No entendimento de Jorge Amado, a narrativa “De como o mulato Porciúncula descarregou o seu defunto” pode ser considerada como uma história para cachaça comprida, noite de chuva, ou melhor, para uma viagem de saveiro, em noite de lua. A história é contada por Porciúncula, mulato que se apaixona por Maria do Véu, que nunca quis dormir com ele.

Esse Porciúncula era o mulato mais bem falante que eu conheci, o que é muito dizer. Tão cheio de letras, tão de maciota, que, não se sabendo de seus particulares, podia-se pensar ter ele alisado banco de escola, quando outra escola não lhe deu o velho Ventura senão a rua e a beira do cais. (pg. 70)

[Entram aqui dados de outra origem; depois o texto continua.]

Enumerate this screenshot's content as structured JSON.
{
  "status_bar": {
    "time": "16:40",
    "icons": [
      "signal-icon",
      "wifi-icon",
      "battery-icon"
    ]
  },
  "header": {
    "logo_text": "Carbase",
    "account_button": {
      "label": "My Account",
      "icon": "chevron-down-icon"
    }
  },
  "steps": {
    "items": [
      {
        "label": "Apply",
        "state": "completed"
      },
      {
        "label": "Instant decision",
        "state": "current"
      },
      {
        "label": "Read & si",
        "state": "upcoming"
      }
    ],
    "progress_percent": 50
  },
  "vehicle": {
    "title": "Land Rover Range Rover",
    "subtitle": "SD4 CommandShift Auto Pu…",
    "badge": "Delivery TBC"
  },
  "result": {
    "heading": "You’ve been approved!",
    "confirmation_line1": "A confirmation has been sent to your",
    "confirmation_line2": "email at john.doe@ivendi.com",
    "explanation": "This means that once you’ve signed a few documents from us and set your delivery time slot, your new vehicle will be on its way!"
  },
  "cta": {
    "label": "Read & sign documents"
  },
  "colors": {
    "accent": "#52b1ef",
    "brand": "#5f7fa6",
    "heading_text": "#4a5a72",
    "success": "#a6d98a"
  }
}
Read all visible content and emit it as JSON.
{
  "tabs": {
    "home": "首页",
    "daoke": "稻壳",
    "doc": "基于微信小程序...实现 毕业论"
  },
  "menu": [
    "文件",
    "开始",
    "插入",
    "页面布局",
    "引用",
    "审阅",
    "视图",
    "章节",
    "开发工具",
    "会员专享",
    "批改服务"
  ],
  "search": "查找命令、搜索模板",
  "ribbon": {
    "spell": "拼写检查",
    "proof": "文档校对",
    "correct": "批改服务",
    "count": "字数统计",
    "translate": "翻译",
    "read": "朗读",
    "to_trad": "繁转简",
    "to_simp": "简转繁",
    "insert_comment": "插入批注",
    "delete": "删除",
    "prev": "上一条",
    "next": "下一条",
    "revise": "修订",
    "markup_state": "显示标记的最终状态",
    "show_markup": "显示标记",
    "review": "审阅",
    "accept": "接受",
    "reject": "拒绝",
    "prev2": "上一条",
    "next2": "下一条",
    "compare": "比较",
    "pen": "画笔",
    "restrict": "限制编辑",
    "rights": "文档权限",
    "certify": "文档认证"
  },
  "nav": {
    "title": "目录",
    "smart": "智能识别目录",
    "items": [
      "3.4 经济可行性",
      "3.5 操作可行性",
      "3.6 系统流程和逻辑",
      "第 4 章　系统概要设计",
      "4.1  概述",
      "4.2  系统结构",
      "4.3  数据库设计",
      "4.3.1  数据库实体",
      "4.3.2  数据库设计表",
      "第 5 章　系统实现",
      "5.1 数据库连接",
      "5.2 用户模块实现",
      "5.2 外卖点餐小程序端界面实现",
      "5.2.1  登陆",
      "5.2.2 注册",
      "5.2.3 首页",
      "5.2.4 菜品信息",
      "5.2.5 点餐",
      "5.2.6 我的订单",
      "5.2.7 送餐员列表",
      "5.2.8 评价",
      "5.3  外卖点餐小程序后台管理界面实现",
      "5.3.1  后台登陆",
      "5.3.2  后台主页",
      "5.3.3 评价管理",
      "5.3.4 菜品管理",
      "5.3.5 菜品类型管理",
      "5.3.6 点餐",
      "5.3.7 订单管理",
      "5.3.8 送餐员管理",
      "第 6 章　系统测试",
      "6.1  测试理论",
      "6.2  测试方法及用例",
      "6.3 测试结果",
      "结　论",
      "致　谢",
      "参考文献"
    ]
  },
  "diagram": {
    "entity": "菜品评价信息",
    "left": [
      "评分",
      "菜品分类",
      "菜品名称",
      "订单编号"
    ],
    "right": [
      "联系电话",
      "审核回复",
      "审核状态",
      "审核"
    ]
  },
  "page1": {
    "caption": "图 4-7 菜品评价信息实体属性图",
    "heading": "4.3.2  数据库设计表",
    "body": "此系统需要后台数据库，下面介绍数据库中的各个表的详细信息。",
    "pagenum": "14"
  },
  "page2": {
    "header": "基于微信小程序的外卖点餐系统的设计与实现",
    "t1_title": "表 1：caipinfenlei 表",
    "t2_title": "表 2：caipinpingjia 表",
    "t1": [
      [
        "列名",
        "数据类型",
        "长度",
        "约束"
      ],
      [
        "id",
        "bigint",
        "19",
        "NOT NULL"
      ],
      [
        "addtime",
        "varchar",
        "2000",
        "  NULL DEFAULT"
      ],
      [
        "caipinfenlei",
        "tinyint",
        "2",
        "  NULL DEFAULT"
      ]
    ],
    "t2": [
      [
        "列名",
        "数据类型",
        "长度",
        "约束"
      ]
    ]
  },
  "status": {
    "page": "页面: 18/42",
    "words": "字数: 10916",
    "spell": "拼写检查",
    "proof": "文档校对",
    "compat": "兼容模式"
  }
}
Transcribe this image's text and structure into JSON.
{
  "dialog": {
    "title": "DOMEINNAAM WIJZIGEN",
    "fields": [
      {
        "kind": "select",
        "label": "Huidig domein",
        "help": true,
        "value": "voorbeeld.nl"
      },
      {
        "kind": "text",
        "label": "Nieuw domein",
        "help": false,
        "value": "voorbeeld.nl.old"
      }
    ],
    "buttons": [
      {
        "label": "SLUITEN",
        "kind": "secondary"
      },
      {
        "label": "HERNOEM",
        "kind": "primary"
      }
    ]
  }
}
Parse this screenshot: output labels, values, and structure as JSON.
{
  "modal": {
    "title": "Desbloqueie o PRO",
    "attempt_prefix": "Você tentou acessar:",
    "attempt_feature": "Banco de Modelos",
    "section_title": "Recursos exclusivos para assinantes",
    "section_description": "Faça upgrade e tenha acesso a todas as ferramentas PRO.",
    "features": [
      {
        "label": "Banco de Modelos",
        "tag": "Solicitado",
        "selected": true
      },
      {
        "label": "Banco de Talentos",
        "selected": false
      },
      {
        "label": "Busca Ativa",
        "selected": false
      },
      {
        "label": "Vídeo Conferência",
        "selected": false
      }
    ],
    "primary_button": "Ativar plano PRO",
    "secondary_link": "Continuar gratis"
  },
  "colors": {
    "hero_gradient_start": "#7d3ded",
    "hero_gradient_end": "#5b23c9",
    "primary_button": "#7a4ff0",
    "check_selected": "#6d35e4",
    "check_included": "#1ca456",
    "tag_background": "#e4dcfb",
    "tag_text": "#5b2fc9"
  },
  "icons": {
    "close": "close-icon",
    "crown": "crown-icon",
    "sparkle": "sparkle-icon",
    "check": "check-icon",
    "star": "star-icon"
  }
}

O último conto dos cinco reunidos no volume de bela confecção gráfica é “O episódio de Siroca”. Zélia Gattai informa que Jorge Amado inspirou-se em Siroca com a empregada de sua filha, uma pouca maluqueta, que um dia sumiu. Espontâneo na linguagem solta, na narrativa que se descarrega com lances intrigantes, à primeira vista incoerentes, Jorge Amado usa também o diálogo como recurso pertinente para conduzir a história com seus personagens chegados a umas maluquices, ora irritantes, ora incompreensíveis. Na Bahia Siroca namora Bóris, moço com a fama de boca de mel, com ele provando de febricitantes ternuras, beijos demorados, que provocam intenso prazer, em especial quando visitam com a língua como brasa o bico dos peitos. Ela deixa que o Boris faça tudo com ela, menos se atrever a arrancar os tampos da virgindade, “tire a mão daí, tem dono.” Guardava-se para o eletricista José Daniel, que retornara ao Rio, dando a ordem de lá para ela voltar de Salvador para junto dele, prometendo que ia se casar com a amada.  A maluquice da história segue o seu percurso para o final quando Siroca pede a Boris para ajudá-la a fugir da patroa Nazá, a madrinha, que não se cansa de perguntar à afilhada se ainda continuava virgem, chegando ao ponto de fazer o exame com o médico para tirar a dúvida. Boris ajuda Siroca a fugir para o Rio para se encontrar com José Daniel, na expectativa de que sua virgindade vai ser arrancada por ele, era só querer.

                     Jorge Amado escreveu mais três histórias de ficção breve: O milagre dos pássaros (1979), O gato Malhado e a andorinha Sinhá (1976) e O goleiro e a bola (1981). A primeira dessas insere-se na linhagem do realismo mágico, já a  segunda é uma fábula, a terceira destina-se ao leitor infantil.